Multipage reports contain report title or description, and pagination. Pre-printed forms usually
include a version number and effective date.
Forms Design
Both forms and reports are the product of input and output design and are business document
consisting of specified data. The main difference is that forms provide fields for data input but
reports are purely used for reading. For example, order forms, employment and credit application,
etc.
During form designing, the designers should know −
o who will use them
o where would they be delivered
o the purpose of the form or report
During form design, automated design tools enhance the developer’s ability to prototype
forms and reports and present them to end users for evaluation.

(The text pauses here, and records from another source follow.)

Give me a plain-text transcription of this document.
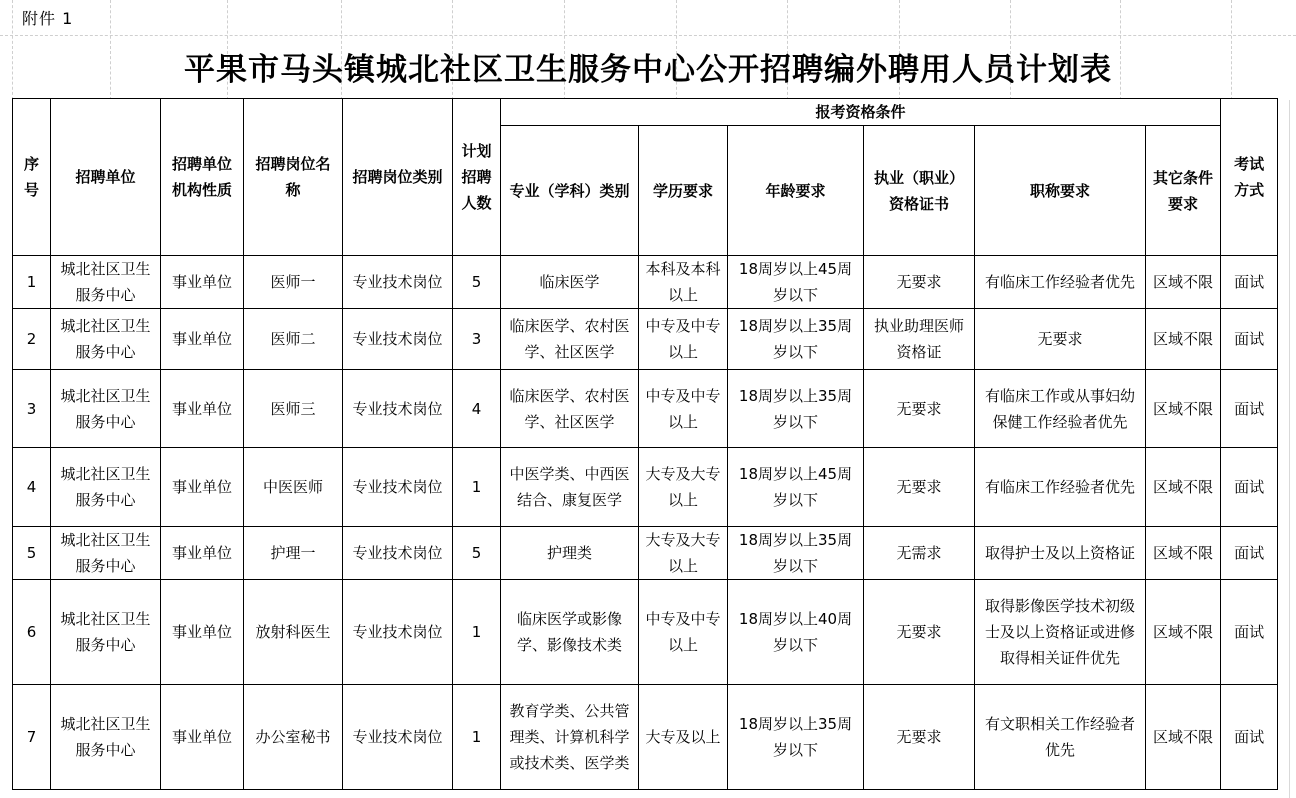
附件 1
平果市马头镇城北社区卫生服务中心公开招聘编外聘用人员计划表
序号	招聘单位	招聘单位机构性质	招聘岗位名称	招聘岗位类别	计划招聘人数	报考资格条件						考试方式
						专业（学科）类别	学历要求	年龄要求	执业（职业）资格证书	职称要求	其它条件要求	
1	城北社区卫生服务中心	事业单位	医师一	专业技术岗位	5	临床医学	本科及本科以上	18周岁以上45周岁以下	无要求	有临床工作经验者优先	区域不限	面试
2	城北社区卫生服务中心	事业单位	医师二	专业技术岗位	3	临床医学、农村医学、社区医学	中专及中专以上	18周岁以上35周岁以下	执业助理医师资格证	无要求	区域不限	面试
3	城北社区卫生服务中心	事业单位	医师三	专业技术岗位	4	临床医学、农村医学、社区医学	中专及中专以上	18周岁以上35周岁以下	无要求	有临床工作或从事妇幼保健工作经验者优先	区域不限	面试
4	城北社区卫生服务中心	事业单位	中医医师	专业技术岗位	1	中医学类、中西医结合、康复医学	大专及大专以上	18周岁以上45周岁以下	无要求	有临床工作经验者优先	区域不限	面试
5	城北社区卫生服务中心	事业单位	护理一	专业技术岗位	5	护理类	大专及大专以上	18周岁以上35周岁以下	无需求	取得护士及以上资格证	区域不限	面试
6	城北社区卫生服务中心	事业单位	放射科医生	专业技术岗位	1	临床医学或影像学、影像技术类	中专及中专以上	18周岁以上40周岁以下	无要求	取得影像医学技术初级士及以上资格证或进修取得相关证件优先	区域不限	面试
7	城北社区卫生服务中心	事业单位	办公室秘书	专业技术岗位	1	教育学类、公共管理类、计算机科学或技术类、医学类	大专及以上	18周岁以上35周岁以下	无要求	有文职相关工作经验者优先	区域不限	面试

Objectives of Good Form Design
A good form design is necessary to ensure the following −
To keep the screen simple by giving proper sequence, information, and clear captions.
To meet the intended purpose by using appropriate forms.
To ensure the completion of form with accuracy.
To keep the forms attractive by using icons, inverse video, or blinking cursors etc.
To facilitate navigation.
Types of Forms
Flat Forms
It is a single copy form prepared manually or by a machine and printed on a paper. For
additional copies of the original, carbon papers are inserted between copies.
It is a simplest and inexpensive form to design, print, and reproduce, which uses less
volume.
Unit Set/Snap out Forms
These are papers with one-time carbons interleaved into unit sets for either handwritten or
machine use.
Carbons may be either blue or black, standard grade medium intensity. Generally, blue
carbons are best for handwritten forms while black carbons are best for machine use.
Continuous strip/Fanfold Forms
These are multiple unit forms joined in a continuous strip with perforations between each pair
of forms.
It is a less expensive method for large volume use.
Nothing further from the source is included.